Contraceptive Intentions
We also focus on contraceptive intentions as an outcome because of the strong role that they play in major behavioral theories, although measurement of intentions often conflates the time order between intentions and contraceptive use. As with approval, we treat intentions as a necessary but not sufficient condition for contraceptive use; women are unlikely to inadvertently begin using contraception and hence intent is a necessary condition. Understanding the factors associated with this necessary step are critical for understanding contraceptive uptake.

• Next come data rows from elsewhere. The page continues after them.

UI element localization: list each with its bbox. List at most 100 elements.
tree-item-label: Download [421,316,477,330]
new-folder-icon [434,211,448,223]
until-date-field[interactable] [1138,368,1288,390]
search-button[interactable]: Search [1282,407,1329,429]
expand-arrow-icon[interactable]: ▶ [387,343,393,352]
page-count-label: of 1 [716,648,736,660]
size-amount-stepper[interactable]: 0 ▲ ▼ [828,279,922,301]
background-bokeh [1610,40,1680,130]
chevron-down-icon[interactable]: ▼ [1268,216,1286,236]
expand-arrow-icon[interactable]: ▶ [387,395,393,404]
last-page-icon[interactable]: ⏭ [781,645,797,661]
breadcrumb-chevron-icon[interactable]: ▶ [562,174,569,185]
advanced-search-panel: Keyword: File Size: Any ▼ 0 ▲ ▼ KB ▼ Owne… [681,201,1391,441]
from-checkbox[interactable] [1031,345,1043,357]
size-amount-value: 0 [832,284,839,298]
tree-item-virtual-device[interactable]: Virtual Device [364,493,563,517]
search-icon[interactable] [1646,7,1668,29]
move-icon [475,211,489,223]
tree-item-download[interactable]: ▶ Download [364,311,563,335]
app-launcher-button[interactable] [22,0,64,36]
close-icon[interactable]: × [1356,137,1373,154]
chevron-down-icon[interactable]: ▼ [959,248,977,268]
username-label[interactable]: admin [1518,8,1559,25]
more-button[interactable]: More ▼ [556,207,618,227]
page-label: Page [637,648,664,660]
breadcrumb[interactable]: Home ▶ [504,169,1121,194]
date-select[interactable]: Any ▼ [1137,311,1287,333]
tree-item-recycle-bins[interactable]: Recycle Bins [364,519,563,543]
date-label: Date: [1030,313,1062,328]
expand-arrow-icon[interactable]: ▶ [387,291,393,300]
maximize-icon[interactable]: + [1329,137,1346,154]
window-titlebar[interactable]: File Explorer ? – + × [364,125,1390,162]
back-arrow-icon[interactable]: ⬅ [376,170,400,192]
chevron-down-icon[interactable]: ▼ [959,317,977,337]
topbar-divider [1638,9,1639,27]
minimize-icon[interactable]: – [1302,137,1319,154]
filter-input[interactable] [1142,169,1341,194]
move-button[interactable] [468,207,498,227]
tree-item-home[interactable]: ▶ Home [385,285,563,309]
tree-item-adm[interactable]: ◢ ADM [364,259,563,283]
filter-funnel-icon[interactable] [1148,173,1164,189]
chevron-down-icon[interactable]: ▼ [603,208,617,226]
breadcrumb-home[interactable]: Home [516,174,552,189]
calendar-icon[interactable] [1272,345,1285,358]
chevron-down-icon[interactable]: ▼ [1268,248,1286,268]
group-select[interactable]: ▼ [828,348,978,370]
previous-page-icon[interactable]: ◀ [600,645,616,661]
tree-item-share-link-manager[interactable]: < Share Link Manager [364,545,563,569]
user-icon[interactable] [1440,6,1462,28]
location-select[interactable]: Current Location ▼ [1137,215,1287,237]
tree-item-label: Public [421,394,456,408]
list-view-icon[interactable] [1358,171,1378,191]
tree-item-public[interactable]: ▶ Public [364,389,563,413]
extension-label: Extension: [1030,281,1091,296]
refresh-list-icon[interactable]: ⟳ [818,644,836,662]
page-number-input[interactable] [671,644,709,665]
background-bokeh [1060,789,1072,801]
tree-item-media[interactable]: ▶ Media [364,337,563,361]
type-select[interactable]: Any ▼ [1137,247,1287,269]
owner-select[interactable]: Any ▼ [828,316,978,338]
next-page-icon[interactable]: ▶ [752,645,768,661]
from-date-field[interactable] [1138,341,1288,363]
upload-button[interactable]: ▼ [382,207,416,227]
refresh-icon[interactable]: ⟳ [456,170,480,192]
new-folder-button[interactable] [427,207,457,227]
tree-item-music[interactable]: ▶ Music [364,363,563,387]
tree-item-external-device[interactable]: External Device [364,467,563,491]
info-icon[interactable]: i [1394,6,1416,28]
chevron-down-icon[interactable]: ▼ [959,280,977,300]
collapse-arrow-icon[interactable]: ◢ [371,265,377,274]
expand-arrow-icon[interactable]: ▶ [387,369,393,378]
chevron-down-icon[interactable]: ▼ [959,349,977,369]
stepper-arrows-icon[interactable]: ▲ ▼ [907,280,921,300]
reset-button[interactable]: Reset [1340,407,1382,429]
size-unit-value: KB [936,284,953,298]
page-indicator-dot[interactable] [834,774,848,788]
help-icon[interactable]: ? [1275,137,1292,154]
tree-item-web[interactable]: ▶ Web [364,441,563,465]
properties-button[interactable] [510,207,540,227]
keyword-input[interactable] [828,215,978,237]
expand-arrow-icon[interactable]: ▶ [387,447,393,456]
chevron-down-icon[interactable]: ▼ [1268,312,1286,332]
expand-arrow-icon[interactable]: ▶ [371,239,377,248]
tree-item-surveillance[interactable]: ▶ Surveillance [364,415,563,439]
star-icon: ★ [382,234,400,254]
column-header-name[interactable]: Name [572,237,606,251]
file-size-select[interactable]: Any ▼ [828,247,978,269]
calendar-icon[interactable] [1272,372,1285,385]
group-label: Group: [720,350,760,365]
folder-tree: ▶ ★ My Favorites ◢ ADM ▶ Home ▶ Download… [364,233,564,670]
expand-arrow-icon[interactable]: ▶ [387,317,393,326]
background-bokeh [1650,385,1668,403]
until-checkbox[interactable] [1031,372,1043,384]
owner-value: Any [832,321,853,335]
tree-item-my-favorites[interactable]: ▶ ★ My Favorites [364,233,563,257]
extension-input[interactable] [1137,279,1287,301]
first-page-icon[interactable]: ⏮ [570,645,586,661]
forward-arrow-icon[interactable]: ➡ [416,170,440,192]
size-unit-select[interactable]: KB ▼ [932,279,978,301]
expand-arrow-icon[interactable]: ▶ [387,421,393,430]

Northern Nigeria has persistently low contraceptive intentions because the majority of fertility-aged women desire to become pregnant (Avidime et al., 2010; National Population Commission (NPC) [Nigeria] & ICF, 2019). Even though intentions to use are low, previous analyses have shown that they are malleable and can be influenced by greater self-efficacy, reductions in contraceptive myths, and social influences (Babalola, John, et al., 2015). In other contexts, intentions to use postpartum family planning (PPFP) have been shown to be associated with past use, acceptability of use, and of partner acceptability of contraception (Eliason et al., 2013).
Objective
This paper contributes to the extant literature on contraceptive use in a high-fertility environment by quantifying the importance of the myriad factors highlighted in behavior change theories, not just on contraceptive use but also on intermediate determinants of contraceptive use, including contraceptive intentions, interpersonal communication, social influences, and approval. This paper recognizes the importance of these intermediate determinants in previous reviews of contraceptive use in Nigeria but notes that they have seldom been studied as outcomes themselves, a key aim of this paper. Further extending previous analyses, this paper models how social and behavior change programs may effectively change contraceptive behaviors by targeting these myriad influences.